Another good one is the paper I wrote on Nevermind the day it was due. I think I started right after lunch and finished an hour before the 5:00 deadline. Not only did I get a good grade, but the professor quoted it before handing the papers back.
So, JZ hit up her Mom's bookshelf and found the book which produced the City of Invention metaphor with the Castle of Shakespeare etc.
And it very nicely addresses many of the issues we've discussed here - and even nicer, it does not take an extreme stance on it. Anyway, I'm compelled to type up some choice extracts from Letters to Alice on First Reading Jane Austen by Fay Weldon:
I suffer myself from the common nervous dread of literature. When I go on holiday, I read first the thrillers, then the sci-fi, then the instructional books, then War and Peace, or whatever book it is I know I ought to read, ought to have read, half want to read and only when reading want to fully. Of course one dreads it: of course it is overhwelming; one both anticipates and fears the kind of swooning, almost erotic pleasue that a good passage in a good book gives...
Perhaps they will explain it to you better, at your English Literature course.

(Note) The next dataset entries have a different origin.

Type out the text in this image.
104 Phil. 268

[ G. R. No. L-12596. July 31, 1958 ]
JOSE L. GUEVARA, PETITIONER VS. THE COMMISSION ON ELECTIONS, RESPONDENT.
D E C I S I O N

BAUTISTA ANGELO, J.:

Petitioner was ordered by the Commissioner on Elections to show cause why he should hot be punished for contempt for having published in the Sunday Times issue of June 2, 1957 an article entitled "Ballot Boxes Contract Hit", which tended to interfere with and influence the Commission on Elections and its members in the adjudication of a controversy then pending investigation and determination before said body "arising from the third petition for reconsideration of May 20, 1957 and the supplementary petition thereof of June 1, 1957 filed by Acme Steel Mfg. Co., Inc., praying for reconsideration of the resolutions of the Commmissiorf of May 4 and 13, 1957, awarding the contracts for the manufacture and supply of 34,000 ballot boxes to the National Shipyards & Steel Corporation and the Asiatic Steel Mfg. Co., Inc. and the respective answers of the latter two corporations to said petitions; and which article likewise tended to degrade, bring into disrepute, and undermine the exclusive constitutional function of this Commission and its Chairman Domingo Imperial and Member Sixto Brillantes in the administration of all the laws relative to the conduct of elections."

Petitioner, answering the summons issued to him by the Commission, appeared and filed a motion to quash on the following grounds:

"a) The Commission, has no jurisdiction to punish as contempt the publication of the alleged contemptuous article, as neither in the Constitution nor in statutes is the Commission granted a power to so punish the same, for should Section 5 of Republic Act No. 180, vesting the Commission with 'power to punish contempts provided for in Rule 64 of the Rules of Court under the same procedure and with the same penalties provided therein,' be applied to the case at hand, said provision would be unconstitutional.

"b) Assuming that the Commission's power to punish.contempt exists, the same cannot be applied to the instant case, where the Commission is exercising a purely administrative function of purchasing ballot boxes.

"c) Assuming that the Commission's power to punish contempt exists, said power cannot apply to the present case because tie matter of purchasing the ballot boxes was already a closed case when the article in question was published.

I hope so. I rather doubt it. In such places (or so it seems to me), those in charge are taking something they cannot quite understand but have an intimation is remarkable, and breaking it down into its component parts in an attempt to discover its true nature. As well take a fly to bits and hope that the bits will explain the creature. You will know more but understand less. I do not wish (much) to insult Departments of English Literature, nor to suggest for one moment that you would be better out of their care than in it: I am just saying be careful. And I speak as one studied by Literature Departments...
You must read Alice, before it's too late. You must fill your mind with the invented images of the past: the more the better. Literary images of Beowulf, and The Wife of Bath,and Falstaff and sweet Amaryllis in the Shade, and Elizabeth Bennet, and the Girl in the Green Hat - and Rabbit Hazel of Watership Down, if you must. These images, apart from anything else, will help you put the two and twos of life together, and the more images your mind retains, the more wonderful will be the star-studded canopy of experience beaneath which you, poor primitive creature that you are, will shelter: the nearer you will creep to the great blazing beacon of the Idea which animates us all. No? too rich and embarassing an image?...

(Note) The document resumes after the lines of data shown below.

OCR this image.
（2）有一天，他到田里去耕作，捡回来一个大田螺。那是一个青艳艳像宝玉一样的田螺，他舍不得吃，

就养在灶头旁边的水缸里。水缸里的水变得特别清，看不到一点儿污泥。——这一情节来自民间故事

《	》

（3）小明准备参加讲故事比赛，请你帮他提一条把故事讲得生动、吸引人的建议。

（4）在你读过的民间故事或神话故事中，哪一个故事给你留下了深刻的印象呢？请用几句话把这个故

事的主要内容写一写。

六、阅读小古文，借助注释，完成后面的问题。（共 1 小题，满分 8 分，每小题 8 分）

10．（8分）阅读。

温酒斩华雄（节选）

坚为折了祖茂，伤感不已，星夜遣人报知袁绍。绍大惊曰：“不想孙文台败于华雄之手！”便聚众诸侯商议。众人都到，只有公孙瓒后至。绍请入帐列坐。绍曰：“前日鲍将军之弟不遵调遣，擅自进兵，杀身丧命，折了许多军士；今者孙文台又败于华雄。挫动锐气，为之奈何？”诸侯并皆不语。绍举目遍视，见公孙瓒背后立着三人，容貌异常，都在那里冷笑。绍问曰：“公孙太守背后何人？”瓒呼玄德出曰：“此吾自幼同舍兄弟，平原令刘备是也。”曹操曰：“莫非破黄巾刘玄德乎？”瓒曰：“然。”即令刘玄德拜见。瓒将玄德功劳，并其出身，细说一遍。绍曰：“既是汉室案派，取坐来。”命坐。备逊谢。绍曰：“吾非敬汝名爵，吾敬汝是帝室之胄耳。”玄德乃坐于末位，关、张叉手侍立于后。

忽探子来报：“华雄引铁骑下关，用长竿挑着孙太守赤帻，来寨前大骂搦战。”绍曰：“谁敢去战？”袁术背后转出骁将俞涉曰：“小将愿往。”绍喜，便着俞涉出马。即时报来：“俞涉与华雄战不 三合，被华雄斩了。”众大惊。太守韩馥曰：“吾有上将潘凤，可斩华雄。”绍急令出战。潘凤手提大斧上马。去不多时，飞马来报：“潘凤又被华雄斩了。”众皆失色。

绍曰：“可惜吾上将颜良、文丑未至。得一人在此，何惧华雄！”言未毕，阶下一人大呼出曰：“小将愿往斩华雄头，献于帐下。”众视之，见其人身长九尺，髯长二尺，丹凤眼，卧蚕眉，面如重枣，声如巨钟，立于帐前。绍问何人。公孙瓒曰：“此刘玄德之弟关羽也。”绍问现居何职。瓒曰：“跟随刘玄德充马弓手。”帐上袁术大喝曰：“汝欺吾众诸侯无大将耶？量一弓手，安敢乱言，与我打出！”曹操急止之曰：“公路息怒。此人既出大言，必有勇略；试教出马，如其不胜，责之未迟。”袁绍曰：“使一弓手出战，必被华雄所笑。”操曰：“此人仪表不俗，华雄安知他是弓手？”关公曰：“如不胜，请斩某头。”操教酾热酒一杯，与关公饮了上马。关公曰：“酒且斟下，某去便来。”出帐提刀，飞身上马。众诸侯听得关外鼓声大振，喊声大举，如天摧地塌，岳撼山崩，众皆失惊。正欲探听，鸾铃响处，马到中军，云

Hey, I have a signed Mark Doty poem on my wall. Don't know why I didn't include him on the list.
Ararat
Wrapped in gold foil, in the search
and shouting of Easter Sunday,
it was the ball of the princess,
it was Pharoah's body
sleeping in its golden case.
At the foot of the picket fence,
in grass lank with the morning rain,
it was a Sunday school prize,
silver for second, gold
for the triumphant little dome
of Ararat, and my sister
took me by the hand and led me
out onto the wide, wet lawn
and showed me to bend into the thick nests
of grass, into the darkest green.
Later I had to give it back,
in exchange for a prize,
though I would rather have kept the egg.
What might have coiled inside it?
Crocuses tight on their clock-springs,
a bird who'd sing himself into an angel
in the highest reaches of the garden,
the morning's flaming arrow?
Any small thing can save you.
Because the golden egg gleamed
in my basket once, though my childhood
became an immense sheet of darkening water
I was Noah, and I was his ark,
and there were two of every animal inside me.
-Mark Doty
The poem is on handpressed paper in Granjon type. There's an illustration from the Frankfort Laeyon Biblia of 1569 of the animals approaching the ark. The upper corner is flecked with blood from my dog's nose (dating to before I framed the poem) where she cut it on an expedition to the woods.